Between the dialogue of The Space Between Us and the entirety of Collateral Beauty, one has to wonder whether screenwriter Allan Loeb has ever interacted with another human being. The dialogue throughout The Space Between Us is wretched and obvious, operating without wit or subtlety. Lines like “No matter how much I want Earth, Earth doesn’t want me,” inspires nothing but excessive eye-rolling throughout the course of the film’s solid two hours. As if the dreadful dialogue wasn’t enough, Loeb crams the movie with a series of ridiculous reveals that become increasingly absurd and trite, culminating with a tiresome reveal of Gardner’s father that inspires only fury from the viewer.
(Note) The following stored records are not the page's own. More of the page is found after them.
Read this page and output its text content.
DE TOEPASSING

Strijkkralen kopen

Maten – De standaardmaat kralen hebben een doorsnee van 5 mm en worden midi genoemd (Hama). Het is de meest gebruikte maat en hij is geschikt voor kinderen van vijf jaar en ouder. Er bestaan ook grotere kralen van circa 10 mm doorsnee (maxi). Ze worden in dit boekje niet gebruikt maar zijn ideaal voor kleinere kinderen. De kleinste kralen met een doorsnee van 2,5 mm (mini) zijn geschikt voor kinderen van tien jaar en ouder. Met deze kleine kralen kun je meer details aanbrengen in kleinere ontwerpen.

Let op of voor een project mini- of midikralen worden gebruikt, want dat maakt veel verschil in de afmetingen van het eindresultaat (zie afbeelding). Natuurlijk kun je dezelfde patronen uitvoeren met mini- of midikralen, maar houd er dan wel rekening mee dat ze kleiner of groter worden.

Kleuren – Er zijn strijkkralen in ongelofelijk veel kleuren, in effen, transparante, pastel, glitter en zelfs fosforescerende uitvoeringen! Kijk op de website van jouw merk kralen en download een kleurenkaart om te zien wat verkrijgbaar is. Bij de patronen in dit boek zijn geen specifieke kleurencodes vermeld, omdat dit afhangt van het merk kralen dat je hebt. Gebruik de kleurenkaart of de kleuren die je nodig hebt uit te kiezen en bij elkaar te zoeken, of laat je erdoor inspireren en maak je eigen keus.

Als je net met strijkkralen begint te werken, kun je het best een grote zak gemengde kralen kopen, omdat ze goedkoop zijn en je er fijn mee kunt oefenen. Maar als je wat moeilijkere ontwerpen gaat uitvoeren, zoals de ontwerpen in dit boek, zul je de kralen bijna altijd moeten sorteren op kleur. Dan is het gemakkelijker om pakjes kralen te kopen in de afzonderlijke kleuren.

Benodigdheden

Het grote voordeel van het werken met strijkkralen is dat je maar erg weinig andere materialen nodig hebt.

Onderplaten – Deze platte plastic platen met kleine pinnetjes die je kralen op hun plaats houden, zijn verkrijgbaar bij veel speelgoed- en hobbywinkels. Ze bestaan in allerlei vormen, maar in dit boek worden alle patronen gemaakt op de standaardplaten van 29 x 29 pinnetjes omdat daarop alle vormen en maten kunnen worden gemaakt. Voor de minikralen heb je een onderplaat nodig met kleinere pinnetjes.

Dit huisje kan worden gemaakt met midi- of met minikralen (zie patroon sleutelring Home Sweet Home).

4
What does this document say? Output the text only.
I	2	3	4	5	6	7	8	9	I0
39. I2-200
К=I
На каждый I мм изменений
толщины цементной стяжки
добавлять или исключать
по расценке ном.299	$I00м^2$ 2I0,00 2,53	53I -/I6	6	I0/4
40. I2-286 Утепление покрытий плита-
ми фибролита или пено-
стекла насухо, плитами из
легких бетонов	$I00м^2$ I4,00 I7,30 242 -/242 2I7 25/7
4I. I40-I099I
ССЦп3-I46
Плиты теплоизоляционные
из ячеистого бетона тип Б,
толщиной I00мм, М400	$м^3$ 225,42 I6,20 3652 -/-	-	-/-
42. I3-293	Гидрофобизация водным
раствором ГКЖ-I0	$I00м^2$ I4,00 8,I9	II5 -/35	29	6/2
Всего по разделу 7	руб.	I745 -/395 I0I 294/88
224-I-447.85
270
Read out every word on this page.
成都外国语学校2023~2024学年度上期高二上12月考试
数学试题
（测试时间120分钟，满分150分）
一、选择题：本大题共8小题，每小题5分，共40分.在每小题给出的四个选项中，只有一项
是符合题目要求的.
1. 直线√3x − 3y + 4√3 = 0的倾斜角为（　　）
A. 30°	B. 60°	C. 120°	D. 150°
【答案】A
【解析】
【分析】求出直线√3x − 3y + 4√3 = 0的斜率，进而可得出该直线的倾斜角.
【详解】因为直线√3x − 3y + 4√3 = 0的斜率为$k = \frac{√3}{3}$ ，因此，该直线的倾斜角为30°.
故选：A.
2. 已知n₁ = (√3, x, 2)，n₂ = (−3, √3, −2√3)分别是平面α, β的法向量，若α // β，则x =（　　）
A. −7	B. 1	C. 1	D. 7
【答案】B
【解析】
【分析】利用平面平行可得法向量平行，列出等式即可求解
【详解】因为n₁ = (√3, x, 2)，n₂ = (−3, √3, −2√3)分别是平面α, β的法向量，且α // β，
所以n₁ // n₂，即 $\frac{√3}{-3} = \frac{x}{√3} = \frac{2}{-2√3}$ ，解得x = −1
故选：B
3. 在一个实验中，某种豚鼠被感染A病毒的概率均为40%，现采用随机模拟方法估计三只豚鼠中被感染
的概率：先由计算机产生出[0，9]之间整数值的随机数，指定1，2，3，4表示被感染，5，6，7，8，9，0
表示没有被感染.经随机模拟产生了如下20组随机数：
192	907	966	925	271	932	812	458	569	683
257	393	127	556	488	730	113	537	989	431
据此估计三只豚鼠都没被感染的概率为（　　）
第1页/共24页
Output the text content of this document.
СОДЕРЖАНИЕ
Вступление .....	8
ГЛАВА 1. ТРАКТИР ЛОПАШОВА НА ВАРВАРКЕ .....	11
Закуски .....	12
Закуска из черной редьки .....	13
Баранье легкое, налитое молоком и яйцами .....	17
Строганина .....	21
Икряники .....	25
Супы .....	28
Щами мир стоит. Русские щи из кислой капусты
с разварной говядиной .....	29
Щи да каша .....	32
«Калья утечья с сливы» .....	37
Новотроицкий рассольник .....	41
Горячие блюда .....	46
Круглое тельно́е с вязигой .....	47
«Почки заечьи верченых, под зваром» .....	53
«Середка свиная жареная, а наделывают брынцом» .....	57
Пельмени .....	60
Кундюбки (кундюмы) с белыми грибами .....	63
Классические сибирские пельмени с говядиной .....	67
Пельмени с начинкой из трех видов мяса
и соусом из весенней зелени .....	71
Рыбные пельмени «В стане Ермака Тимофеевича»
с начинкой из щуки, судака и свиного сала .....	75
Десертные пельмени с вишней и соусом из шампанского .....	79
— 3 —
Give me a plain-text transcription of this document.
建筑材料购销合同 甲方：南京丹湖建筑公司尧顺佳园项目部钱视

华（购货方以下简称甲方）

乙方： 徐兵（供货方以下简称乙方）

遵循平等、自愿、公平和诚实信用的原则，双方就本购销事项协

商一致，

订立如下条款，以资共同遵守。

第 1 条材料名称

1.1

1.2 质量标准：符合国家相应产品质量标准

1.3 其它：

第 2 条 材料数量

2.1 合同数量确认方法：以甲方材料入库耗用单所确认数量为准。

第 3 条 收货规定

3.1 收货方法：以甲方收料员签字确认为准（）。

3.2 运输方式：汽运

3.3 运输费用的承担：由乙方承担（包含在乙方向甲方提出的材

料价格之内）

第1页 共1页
Director Peter Chelsom allows his direction to operate on the level of the subpar script. There’s no sense of pacing in the movie as it unfolds a leisurely pace that is deadly dull. When Gardner and Tulsa become fugitives, Chelsom does little to give the events even the slightest bit of tension. It becomes a weightless chase that is punctuated solely by unintentionally hilarious dialogue. There’s one unintentionally comical sequence when a plane just crashes into a barn and the barn explodes in a massive fireball for literally no reason at all. Later as the film becomes a race against time towards its conclusion, there’s just nothing in the way suspense or mystery. It’s just a generic teen romance that operates under the bizarre fetishism of dying teens. Then everything wraps up nicely with a series of pointless epilogues that just drag an already tedious film beyond any point of reason.

The rumbling of a man snoring filled the screening room 15 minutes into The Space Between Us. I can’t think of a more apt piece of criticism for this movie than the sound of that man snoring. The Space Between Us never gets moving and it’s more than obvious that it won’t ever get moving after those initial 15 minutes. This is a movie where I found myself wishing that each and every one of the characters met some grisly fate that would allow the credits to roll and myself to leave. I’m just jealous of that fellow who dozed off during The Space Between Us. Lord knows I certainly wanted to.

The Space Between Us
  • Overall Score
1

Summary

Some interesting ideas and a strong performance by Asa Butterfield are buried in The Space Between Us, as the film opts for an incredibly dull and generic teen romance punctuated with wretched dialogue, ridiculous reveals, and the bizarre fetishism of a dying teen lover.